If not then revert to "vmstat" which is available on most UNIX system.
It should look something like this (from an AIX box)
vmstat
System configuration: lcpu=4 mem=12288MB ent=2.00
kthr memory page faults cpu
----- ----------- ------------------------ ------------ -----------------------
r b avm fre re pi po fr sr cy in sy cs us sy id wa pc ec
2 1 1614644 585722 0 0 1 22 104 0 808 29047 2767 12 8 77 3 0.45 22.3
the colums "avm" and "fre" tell you the total memory and free memery.
a "man vmstat" should get you the gory details.
Top can be compiled from sources or downloaded from sunfreeware.com. As previously posted, vmstat is available (I believe it's in the core install?).

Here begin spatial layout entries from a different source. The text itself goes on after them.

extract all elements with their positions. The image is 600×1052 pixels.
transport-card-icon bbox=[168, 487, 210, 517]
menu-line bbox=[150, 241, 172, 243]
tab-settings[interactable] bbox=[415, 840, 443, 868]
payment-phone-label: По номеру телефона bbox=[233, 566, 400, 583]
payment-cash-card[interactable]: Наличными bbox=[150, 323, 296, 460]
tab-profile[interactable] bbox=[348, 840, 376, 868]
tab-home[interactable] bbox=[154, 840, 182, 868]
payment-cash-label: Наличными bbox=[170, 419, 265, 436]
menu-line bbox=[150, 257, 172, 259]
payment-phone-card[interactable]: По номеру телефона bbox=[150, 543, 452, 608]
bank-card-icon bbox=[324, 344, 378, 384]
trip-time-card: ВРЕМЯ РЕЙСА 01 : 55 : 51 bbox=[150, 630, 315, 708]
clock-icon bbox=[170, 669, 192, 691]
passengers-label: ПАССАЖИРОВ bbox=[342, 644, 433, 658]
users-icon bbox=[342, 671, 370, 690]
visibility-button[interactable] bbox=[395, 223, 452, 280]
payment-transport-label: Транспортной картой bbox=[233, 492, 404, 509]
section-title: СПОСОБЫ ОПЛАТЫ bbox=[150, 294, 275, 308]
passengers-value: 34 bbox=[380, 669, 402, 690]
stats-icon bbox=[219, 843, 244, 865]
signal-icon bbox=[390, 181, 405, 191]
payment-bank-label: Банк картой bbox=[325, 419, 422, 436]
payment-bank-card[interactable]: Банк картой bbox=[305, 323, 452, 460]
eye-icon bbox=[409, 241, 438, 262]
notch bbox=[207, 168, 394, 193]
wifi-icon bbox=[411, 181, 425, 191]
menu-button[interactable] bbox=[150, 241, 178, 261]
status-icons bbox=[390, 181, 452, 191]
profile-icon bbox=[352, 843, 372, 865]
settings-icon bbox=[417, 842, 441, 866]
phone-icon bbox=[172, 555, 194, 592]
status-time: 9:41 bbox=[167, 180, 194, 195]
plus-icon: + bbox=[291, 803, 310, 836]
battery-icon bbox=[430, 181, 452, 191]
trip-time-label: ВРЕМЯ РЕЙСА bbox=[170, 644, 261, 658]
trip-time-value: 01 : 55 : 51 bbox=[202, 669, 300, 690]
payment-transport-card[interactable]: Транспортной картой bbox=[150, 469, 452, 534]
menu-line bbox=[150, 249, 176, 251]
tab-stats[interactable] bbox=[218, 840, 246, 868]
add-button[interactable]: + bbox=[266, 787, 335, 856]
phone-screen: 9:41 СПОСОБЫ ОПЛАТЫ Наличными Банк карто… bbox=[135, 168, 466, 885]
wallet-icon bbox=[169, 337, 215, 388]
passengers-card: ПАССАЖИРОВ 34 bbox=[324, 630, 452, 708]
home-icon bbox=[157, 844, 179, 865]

The command free is nice. Takes a short while to understand the "+/- buffers/cache", but the idea is that cache and buffers doesn't really count when evaluating "free", as it can be dumped right away. Therefore, to see how much free (and used) memory you have, you need to remove the cache/buffer usage - which is conveniently done for you.